Siti Fadilah menilai akibat putusan MUI, pemerintah terpaksa mengeluarkan dana tambahan untuk pengadaan vaksin baru sebesar Rp 60 miliar dan membuang Rp 20 miliar dari vaksin yang sudah terbeli dari GSK. “Padahal masih banyak orang miskin yang butuh,” katanya.
Uniknya, pada 2010 Sekretaris Umum Majelis Ulama Indonesia Ikhwan Syam mengatakan MUI telah mengeluarkan fatwa yang menghalalkan vaksin meningitis. Namun, baru dua jenis yang sudah dihalalkan berdasarkan hasil penelitian MUI.
Kedua vaksi meningitis yang dinyatakan halal adalah vaksin produksi Novartis dari Italia dan Tian Yuan dari Cina. Sedangkan vaksin produksi Glaxo dari Belgia masih dinyatakan haram oleh MUI.
Anggota DPR Lily Chadidjah Wahid pernah mempertanyakan fatwa halal vaksin meningitis produksi Novartis Vaccines and Diagnostics SRL dari Italia dan Zhejiang Tianyuan Bio-Pharmaceutical asal China, namun mengharamkan vaksin Glaxo Smith Kline (GSK) asal Belgia.
Menurut Lily fatwa itu diterbitkan oleh Majelis Ulama Indonesia. Dia menjelaskan, bibit awal/biang atau “parent seed” dari kedua vaksi itu berasal dari kuman meningitis yang dikembangbiakkan dengan medium enzim pankreas babi.

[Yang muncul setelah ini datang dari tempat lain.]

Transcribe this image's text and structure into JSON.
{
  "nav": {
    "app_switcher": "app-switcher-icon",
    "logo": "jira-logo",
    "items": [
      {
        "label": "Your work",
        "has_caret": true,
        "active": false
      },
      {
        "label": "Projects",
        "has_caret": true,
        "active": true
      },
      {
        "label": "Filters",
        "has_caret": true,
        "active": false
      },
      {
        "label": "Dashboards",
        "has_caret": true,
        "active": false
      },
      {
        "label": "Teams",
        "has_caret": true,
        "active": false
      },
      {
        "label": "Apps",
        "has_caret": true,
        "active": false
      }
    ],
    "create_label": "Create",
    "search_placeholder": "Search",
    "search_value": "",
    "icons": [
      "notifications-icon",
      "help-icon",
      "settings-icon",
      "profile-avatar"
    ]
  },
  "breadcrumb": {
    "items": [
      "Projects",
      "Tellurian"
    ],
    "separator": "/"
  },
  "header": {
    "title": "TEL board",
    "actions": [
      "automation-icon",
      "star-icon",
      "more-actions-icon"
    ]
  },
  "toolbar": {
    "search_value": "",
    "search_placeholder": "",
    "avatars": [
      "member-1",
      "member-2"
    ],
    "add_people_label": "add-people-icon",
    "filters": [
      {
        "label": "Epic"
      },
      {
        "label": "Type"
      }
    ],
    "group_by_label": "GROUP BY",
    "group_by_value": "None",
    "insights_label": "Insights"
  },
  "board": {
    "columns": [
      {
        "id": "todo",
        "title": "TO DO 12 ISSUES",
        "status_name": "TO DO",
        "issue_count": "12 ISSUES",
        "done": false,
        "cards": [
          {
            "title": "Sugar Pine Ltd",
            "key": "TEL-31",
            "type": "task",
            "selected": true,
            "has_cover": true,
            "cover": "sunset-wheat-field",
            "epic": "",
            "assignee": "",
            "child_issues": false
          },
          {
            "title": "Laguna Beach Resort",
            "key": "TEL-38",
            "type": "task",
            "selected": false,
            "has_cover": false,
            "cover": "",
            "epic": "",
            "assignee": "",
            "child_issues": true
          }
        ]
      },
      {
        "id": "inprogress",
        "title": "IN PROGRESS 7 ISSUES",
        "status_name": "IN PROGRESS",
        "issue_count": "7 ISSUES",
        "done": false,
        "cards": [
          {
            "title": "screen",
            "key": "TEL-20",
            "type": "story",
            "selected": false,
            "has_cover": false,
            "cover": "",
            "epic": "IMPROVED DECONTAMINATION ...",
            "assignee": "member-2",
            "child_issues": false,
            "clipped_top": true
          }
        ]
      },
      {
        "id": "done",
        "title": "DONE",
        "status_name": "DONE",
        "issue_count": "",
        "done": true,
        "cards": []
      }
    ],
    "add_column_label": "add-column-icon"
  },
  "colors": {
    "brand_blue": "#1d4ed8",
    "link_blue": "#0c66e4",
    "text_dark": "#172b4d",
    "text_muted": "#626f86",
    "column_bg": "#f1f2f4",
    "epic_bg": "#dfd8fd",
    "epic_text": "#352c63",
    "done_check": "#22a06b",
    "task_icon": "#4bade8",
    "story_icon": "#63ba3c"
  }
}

Di saat yang berbeda, Majelis Ulama Indonesia (MUI) malah mendesak ahli obat (farmakolog) untuk segera menemukan zat lain sebagai pengganti beberapa enzim seperti enzim babi yang digunakan dalam pembuatan beberapa jenis vaksin seperti pada vaksin polio dan meningitis agar tidak meresahkan kaum muslim.

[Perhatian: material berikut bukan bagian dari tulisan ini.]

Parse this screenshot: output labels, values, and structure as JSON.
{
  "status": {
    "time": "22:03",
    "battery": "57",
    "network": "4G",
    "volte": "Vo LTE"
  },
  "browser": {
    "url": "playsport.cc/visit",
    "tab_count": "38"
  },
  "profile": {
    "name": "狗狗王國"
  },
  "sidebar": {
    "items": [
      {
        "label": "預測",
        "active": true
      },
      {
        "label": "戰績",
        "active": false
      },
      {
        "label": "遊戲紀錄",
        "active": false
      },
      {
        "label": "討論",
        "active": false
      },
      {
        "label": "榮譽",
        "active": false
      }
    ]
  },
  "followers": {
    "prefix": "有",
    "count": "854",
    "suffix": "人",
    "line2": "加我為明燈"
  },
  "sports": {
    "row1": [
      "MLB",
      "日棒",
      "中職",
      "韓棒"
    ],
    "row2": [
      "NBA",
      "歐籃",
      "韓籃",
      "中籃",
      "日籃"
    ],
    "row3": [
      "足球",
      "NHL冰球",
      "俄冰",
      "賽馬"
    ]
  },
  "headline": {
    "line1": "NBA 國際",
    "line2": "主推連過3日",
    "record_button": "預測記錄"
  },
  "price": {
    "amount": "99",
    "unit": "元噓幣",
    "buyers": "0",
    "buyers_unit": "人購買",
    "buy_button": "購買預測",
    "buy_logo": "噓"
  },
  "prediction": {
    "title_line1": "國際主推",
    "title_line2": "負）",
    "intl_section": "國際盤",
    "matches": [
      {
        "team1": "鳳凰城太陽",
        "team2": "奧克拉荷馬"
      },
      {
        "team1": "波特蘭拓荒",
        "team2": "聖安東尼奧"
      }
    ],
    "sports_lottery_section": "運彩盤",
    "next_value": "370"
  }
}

“Segera temukan obat pengganti dari obat yang mengandung enzim tersebut (enzim babi), agar kita dan konsumen tidak terpaku pada keharaman obat,” ujar Ketua MUI, Amidhan, kepada Antara.

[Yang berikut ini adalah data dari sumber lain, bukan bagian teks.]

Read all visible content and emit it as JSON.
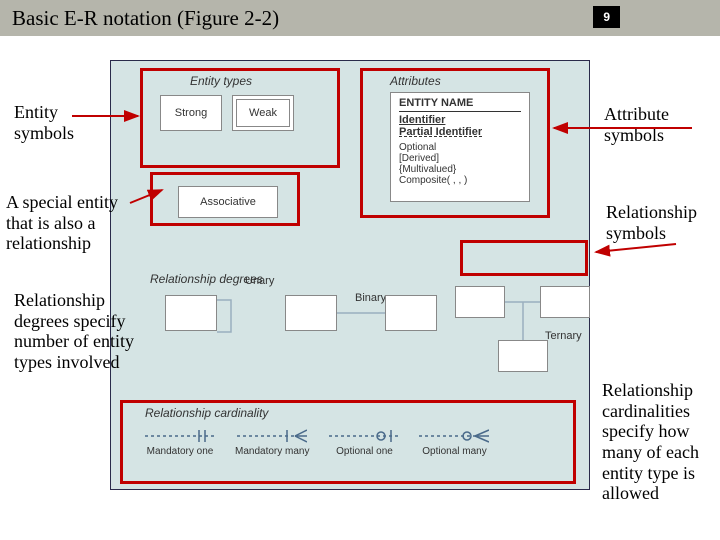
{
  "header": {
    "title": "Basic E-R notation (Figure 2-2)",
    "page_number": "9"
  },
  "labels": {
    "entity_symbols": "Entity symbols",
    "attribute_symbols": "Attribute symbols",
    "special_entity": "A special entity that is also a relationship",
    "rel_symbols": "Relationship symbols",
    "rel_degrees": "Relationship degrees specify number of entity types involved",
    "rel_cardinalities": "Relationship cardinalities specify how many of each entity type is allowed"
  },
  "sections": {
    "entity_types": "Entity types",
    "attributes": "Attributes",
    "strong": "Strong",
    "weak": "Weak",
    "associative": "Associative",
    "relationship_degrees": "Relationship degrees",
    "relationship_cardinality": "Relationship cardinality",
    "unary": "Unary",
    "binary": "Binary",
    "ternary": "Ternary"
  },
  "attr_box": {
    "entity_name": "ENTITY NAME",
    "identifier": "Identifier",
    "partial_identifier": "Partial Identifier",
    "optional": "Optional",
    "derived": "[Derived]",
    "multivalued": "{Multivalued}",
    "composite": "Composite( , , )"
  },
  "cardinality": {
    "mandatory_one": "Mandatory one",
    "mandatory_many": "Mandatory many",
    "optional_one": "Optional one",
    "optional_many": "Optional many"
  }
}
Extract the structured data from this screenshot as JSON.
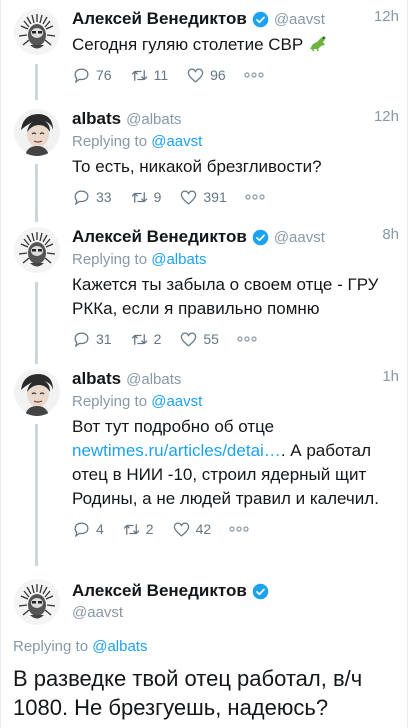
{
  "tweets": [
    {
      "name": "Алексей Венедиктов",
      "handle": "@aavst",
      "time": "12h",
      "verified": true,
      "text": "Сегодня гуляю столетие СВР",
      "replies": "76",
      "retweets": "11",
      "likes": "96",
      "avatar": "venediktov-avatar"
    },
    {
      "name": "albats",
      "handle": "@albats",
      "time": "12h",
      "reply_label": "Replying to",
      "reply_handle": "@aavst",
      "text": "То есть, никакой брезгливости?",
      "replies": "33",
      "retweets": "9",
      "likes": "391",
      "avatar": "albats-avatar"
    },
    {
      "name": "Алексей Венедиктов",
      "handle": "@aavst",
      "time": "8h",
      "verified": true,
      "reply_label": "Replying to",
      "reply_handle": "@albats",
      "text": "Кажется ты забыла о своем отце - ГРУ РККа, если я правильно помню",
      "replies": "31",
      "retweets": "2",
      "likes": "55",
      "avatar": "venediktov-avatar"
    },
    {
      "name": "albats",
      "handle": "@albats",
      "time": "1h",
      "reply_label": "Replying to",
      "reply_handle": "@aavst",
      "text_before": "Вот тут подробно об отце ",
      "text_link": "newtimes.ru/articles/detai…",
      "text_after": ". А работал отец в НИИ -10, строил ядерный щит Родины, а не людей травил и калечил.",
      "replies": "4",
      "retweets": "2",
      "likes": "42",
      "avatar": "albats-avatar"
    }
  ],
  "main": {
    "name": "Алексей Венедиктов",
    "handle": "@aavst",
    "verified": true,
    "reply_label": "Replying to",
    "reply_handle": "@albats",
    "text": "В разведке твой отец работал, в/ч 1080. Не брезгуешь, надеюсь?",
    "avatar": "venediktov-avatar"
  },
  "colors": {
    "accent": "#1da1f2",
    "muted": "#8899a6",
    "thread_line": "#ccd6dd"
  }
}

Sebelumnya, Ikatan Dokter Indonesia (IDI) mengatakan penggunaan enzim babi pada obat tertentu ini dilakukan karena belum ada penggantinya.
“Obat yang bermasalah (mengandung enzim babi) seperti beberapa obat pengencer darah dan beberapa jenis vaksin hal ini karena hingga saat ini belum ditemukan pengganti enzim tersebut,” ujar Ketua Bidang Kajian Obat dan Farmakoterapi IDI, Masfar Salim.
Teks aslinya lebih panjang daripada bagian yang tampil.